Woolworths to be ‘certified’ for seafood sustainability, and zoo offers support

Posted by AFN Staff Writers on 29th January 2013

Australia’s Woolworths supermarket chain has announced its commitment to have all the wild-caught fish it sells certified by the Marine Stewardship Council by 2015.

Sydney’s famous Taronga Park Zoo has teamed up with Woolworths to launch a new program which aims to improve marine conservation in Australia.

A spokesperson for Woolworths said that 100 per cent of Select canned tuna, which is 1.2million kg of tuna, will be ‘pole and line’ caught by the end of 2013, substantially reducing the amount of bycatch including dolphins, sharks and juvenile tuna needlessly caught in nets.

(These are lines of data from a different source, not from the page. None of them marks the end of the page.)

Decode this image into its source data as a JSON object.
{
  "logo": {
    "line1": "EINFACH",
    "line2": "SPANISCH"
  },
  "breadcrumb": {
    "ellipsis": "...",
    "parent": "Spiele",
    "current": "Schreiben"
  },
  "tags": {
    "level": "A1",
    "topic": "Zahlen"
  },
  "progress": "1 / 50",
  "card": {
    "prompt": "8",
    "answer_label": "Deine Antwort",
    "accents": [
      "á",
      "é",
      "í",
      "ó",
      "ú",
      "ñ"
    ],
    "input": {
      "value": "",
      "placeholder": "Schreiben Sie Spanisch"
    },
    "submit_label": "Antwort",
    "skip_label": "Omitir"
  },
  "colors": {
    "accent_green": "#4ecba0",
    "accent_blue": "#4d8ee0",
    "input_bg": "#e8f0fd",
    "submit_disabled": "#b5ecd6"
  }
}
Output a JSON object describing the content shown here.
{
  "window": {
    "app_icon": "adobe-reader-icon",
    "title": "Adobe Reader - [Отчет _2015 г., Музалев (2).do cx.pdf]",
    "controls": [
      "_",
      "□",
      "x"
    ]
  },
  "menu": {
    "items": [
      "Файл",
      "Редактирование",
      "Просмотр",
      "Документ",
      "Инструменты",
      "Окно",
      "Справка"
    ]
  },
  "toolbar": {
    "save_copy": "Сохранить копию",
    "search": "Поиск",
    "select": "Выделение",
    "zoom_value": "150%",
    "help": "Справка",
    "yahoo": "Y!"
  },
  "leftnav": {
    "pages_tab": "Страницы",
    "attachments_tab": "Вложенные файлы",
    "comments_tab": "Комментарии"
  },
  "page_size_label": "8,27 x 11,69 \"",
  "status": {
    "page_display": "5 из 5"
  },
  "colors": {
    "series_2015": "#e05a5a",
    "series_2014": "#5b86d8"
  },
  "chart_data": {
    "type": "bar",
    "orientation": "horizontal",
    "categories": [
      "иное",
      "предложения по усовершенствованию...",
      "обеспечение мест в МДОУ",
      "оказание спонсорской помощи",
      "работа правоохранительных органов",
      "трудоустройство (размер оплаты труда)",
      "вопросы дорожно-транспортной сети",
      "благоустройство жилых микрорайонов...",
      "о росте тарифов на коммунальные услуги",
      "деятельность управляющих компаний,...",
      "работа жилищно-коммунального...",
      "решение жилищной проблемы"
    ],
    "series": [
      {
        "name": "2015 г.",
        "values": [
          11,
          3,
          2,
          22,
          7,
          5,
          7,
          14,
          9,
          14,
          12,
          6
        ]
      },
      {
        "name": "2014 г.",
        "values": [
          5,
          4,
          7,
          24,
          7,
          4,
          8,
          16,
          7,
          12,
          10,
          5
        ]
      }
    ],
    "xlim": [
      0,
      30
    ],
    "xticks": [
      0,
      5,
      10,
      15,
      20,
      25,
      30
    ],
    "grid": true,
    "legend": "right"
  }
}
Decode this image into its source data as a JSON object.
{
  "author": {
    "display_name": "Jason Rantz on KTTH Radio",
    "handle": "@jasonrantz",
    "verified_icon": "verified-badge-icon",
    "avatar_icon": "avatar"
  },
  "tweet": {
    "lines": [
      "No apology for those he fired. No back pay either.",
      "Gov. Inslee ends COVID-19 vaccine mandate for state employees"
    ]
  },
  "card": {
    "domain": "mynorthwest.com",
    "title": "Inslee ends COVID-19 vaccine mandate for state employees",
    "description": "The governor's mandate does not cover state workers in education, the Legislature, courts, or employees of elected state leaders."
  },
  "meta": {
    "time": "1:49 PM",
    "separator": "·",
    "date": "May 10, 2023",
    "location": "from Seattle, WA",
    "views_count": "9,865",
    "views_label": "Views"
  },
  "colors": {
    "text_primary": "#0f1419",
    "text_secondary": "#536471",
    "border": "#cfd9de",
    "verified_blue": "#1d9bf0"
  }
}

The campaign aims to combine Taronga Zoo’s experience in conservation education with Woolworths connection to 890 communities throughout its Australian stores.

Managing Director of Woolworths supermarkets, Tjeerd Jegen said that Woolworths wanted to play a role in maintaining sustainable fish stocks.

Its partnership  with Taronga Zoo also involves a multi-million dollar investment over three years, with Woolworths becoming the principal supporter of Taronga’s Great Southern Oceans precinct, which highlights Australia’s marine conservation needs. Funds will also directly support a range of the Zoo’s marine protection programs, working to help species from the Antarctic to the Pacific and Indian Oceans.

The partnership will operate throughout all Woolworths stores around Australia.

Woolworths’ sustainable fishing strategy began in March 2011, and has so far has introduced 17 Marine Stewardship Council-certified products in the canned and frozen range under the Woolworths Select brand.

In addition, 70 per cent of Woolworths’ wild-caught fish sold in its fish counter has been assessed by the Sustainable Fisheries Partnership which has strongly guided Woolworths’ sourcing decisions.

Woolworths has committed to, and been working towards, phasing out fish aggregating devices, which arbitrarily catch many different species aside from the target species, from its own-brand canned tuna by 2015.